Running a train on the Moon may seem profoundly silly, but there is some very firm logic behind it. Even as the first astronauts were landing on the Sea of Tranquility in 1969, it was realized that a permanent human presence on Mars would require an infrastructure to maintain it. That includes mines for water ice, nuclear power plants, factories, and railways.
Though many people think the Moon is small, it is, in fact, a very large place with a surface area equivalent to that of Africa. Over such an expanse, even a limited presence would require some sort of a transport system to link various outposts and activities.

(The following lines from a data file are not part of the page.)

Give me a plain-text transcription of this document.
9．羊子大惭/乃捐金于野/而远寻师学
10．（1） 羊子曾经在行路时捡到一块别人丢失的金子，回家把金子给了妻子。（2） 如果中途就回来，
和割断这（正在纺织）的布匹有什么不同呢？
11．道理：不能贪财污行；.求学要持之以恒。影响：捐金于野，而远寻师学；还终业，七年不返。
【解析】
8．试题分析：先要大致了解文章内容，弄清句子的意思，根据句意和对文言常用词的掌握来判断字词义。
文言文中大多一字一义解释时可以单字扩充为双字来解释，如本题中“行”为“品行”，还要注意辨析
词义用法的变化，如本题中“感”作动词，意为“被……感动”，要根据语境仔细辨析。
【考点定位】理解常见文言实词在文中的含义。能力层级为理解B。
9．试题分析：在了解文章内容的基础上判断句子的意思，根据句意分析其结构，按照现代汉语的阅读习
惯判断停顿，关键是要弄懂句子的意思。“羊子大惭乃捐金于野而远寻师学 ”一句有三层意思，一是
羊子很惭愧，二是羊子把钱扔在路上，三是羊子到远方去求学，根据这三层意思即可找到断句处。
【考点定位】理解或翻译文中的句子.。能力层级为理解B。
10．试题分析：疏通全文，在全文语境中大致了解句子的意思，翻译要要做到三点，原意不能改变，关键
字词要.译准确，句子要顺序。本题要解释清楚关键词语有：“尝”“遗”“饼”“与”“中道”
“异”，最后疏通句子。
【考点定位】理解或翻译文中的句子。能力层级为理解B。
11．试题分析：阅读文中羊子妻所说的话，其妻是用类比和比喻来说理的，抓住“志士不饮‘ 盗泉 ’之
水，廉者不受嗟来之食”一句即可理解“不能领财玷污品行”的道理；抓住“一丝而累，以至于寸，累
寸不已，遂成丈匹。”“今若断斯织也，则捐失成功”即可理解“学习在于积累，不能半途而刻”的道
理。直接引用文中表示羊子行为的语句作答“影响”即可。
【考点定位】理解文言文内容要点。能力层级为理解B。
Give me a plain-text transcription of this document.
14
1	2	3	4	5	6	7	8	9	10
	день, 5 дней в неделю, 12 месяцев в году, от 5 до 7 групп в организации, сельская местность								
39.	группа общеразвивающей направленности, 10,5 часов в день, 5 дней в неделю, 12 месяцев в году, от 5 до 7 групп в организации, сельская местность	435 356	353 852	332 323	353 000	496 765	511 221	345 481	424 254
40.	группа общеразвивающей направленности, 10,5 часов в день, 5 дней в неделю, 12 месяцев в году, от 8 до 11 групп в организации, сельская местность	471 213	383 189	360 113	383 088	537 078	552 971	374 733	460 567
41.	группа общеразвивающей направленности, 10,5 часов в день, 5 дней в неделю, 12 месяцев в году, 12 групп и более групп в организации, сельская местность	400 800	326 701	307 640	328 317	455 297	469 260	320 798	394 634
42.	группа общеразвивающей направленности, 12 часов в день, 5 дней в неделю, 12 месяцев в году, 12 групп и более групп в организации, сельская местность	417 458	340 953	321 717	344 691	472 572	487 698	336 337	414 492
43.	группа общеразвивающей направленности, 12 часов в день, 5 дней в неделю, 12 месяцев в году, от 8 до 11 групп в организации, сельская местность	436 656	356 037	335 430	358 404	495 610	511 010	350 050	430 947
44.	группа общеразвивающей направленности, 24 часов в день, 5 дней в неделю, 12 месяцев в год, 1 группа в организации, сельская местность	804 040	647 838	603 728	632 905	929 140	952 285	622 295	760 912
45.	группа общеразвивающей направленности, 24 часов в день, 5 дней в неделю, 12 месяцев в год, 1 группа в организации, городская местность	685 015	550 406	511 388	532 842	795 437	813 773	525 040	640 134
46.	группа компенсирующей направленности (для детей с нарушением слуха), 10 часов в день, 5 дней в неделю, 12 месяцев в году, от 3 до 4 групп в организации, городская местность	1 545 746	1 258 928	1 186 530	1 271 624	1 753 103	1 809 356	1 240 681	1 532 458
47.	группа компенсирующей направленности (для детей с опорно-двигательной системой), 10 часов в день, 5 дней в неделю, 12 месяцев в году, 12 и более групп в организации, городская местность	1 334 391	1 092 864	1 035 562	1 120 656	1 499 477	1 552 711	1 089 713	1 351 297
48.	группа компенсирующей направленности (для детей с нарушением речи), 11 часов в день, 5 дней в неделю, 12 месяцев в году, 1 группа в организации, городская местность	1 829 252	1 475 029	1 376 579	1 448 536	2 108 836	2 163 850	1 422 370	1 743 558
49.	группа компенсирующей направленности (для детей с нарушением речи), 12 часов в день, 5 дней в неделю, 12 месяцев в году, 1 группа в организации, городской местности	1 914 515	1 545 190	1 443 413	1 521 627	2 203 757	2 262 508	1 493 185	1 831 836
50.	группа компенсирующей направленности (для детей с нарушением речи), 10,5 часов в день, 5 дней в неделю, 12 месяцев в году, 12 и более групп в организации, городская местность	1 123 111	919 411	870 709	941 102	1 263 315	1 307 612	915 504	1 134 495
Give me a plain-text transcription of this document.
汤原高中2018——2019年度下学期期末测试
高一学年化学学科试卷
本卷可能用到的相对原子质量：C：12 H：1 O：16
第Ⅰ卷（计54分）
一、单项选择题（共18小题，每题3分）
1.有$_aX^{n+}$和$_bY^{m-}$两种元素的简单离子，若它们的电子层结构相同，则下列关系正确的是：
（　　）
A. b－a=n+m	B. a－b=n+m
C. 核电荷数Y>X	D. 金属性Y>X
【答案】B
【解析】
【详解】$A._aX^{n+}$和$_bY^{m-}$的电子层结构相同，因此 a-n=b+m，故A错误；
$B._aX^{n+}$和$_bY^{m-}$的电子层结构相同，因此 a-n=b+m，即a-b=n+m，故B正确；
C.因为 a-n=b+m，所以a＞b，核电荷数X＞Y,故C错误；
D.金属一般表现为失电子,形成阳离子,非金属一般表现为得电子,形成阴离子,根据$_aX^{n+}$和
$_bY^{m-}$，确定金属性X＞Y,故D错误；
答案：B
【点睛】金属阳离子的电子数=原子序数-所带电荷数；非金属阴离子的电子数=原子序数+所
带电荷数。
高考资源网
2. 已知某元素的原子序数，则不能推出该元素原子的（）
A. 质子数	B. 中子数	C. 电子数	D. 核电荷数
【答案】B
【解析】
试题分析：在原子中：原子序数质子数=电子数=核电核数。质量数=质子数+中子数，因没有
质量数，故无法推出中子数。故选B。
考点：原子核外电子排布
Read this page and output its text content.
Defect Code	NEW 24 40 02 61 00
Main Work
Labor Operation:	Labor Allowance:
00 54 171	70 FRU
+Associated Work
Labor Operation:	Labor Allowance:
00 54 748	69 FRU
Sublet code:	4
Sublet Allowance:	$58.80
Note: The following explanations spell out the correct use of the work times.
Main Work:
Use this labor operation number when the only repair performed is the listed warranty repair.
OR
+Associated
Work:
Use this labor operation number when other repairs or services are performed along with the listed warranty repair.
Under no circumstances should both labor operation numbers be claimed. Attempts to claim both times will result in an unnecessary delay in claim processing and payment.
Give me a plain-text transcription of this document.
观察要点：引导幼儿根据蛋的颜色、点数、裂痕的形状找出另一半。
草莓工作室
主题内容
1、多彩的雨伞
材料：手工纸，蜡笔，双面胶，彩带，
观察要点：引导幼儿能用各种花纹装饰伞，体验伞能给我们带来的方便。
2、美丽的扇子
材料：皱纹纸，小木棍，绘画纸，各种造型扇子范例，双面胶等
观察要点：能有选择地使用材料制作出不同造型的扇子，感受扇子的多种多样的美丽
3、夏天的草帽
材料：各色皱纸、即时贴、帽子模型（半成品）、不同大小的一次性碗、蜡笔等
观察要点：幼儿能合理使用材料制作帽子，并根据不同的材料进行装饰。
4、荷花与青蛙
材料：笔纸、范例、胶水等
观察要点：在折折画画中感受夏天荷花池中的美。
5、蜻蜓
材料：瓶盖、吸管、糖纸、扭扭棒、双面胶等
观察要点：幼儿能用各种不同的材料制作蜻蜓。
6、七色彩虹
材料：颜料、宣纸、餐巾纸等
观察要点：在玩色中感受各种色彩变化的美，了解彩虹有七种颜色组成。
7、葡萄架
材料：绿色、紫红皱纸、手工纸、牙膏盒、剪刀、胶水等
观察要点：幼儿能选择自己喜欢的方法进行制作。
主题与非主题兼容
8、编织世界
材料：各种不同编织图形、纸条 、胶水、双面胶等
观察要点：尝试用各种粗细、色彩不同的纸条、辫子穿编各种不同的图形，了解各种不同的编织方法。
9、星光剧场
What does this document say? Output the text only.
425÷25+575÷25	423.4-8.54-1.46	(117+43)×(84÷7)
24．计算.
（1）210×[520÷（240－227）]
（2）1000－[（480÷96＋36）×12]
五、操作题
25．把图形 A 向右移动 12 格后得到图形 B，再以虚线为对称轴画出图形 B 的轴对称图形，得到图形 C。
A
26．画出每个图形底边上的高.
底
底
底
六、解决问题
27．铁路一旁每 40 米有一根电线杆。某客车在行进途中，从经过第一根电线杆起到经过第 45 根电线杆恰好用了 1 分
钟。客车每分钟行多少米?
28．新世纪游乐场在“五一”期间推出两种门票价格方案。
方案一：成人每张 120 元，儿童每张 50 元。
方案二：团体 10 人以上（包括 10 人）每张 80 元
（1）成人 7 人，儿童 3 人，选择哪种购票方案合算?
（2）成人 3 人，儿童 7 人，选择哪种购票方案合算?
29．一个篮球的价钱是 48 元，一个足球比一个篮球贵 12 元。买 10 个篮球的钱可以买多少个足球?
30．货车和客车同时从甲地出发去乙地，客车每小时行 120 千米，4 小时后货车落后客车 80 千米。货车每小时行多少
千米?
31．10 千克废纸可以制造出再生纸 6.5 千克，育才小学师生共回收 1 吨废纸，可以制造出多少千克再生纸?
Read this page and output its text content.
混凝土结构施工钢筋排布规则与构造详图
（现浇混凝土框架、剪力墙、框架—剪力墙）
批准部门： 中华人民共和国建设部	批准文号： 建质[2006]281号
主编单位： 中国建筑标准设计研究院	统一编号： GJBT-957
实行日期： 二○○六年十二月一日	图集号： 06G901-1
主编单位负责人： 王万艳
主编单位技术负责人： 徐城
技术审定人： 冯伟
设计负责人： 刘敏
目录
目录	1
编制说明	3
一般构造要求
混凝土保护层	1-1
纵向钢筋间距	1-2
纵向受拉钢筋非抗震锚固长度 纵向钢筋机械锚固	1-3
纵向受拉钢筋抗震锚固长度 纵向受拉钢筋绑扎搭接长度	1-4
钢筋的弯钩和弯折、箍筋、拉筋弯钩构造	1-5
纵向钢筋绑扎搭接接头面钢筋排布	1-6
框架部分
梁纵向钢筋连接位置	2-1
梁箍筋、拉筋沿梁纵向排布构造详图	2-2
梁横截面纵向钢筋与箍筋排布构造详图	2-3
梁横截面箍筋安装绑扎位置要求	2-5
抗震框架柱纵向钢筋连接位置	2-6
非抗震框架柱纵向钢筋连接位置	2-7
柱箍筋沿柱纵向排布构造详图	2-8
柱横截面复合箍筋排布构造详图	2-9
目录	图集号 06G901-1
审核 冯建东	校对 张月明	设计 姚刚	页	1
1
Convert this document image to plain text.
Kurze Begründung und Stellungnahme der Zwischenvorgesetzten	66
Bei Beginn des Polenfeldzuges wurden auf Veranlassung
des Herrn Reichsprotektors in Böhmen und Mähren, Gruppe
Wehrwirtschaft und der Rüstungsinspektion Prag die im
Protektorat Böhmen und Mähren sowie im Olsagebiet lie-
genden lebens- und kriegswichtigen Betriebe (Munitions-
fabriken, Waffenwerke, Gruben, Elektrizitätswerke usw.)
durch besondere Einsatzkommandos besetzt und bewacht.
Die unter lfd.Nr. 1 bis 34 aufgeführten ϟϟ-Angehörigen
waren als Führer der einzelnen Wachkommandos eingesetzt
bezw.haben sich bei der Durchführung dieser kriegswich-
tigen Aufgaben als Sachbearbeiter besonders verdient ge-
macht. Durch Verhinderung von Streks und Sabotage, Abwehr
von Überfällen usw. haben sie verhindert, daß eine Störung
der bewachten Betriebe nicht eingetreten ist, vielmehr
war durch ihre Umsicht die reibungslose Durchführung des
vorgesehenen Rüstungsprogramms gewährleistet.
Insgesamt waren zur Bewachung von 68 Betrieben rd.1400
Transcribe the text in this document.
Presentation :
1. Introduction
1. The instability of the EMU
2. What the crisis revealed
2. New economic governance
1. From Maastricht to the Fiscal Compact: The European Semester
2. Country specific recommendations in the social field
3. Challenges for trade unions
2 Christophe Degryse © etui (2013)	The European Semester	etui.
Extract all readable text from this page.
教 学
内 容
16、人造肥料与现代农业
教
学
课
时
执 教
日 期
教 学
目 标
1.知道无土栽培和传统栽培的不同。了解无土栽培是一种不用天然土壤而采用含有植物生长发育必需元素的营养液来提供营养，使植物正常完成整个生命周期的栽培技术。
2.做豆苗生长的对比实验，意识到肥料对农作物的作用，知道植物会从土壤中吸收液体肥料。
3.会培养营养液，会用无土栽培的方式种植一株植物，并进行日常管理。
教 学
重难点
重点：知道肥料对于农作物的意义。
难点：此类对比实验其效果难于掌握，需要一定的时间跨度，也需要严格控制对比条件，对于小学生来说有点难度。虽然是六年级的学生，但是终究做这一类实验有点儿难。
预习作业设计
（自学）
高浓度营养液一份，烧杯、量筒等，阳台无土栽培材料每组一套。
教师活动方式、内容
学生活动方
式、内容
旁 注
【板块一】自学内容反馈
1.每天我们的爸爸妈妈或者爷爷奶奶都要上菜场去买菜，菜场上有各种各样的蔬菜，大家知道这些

It makes sense to have some kind of surface or subsurface lunar transport system, especially if most or all future colonies there are to be interconnected. There’s only so far people can walk in a reasonable amount of time, especially without being exhausted by the end of the trip. Not to mention, the girth of the Moon is over 3000 kilometers, a distance average moon buggies couldn’t drive to (the lunar rovers the astronauts used on the Apollo missions were only designed to go a few kilometres). Perhaps some parts of the circum-lunar railroad could run through the lava tubes that exist on the Moon (the same lavatubes that could host entire towns) as somewhat of a lunar subway system. When you come to think about it, trains on the Moon make tons of sense, as when multiple bases and towns are established all over the Moon, people and cargo are bound to be regularly travelling between them.
People tend to underestimate how large the other planets and major moons of our solar system actually are. For example, Mars is as large as all Earth’s continents combined!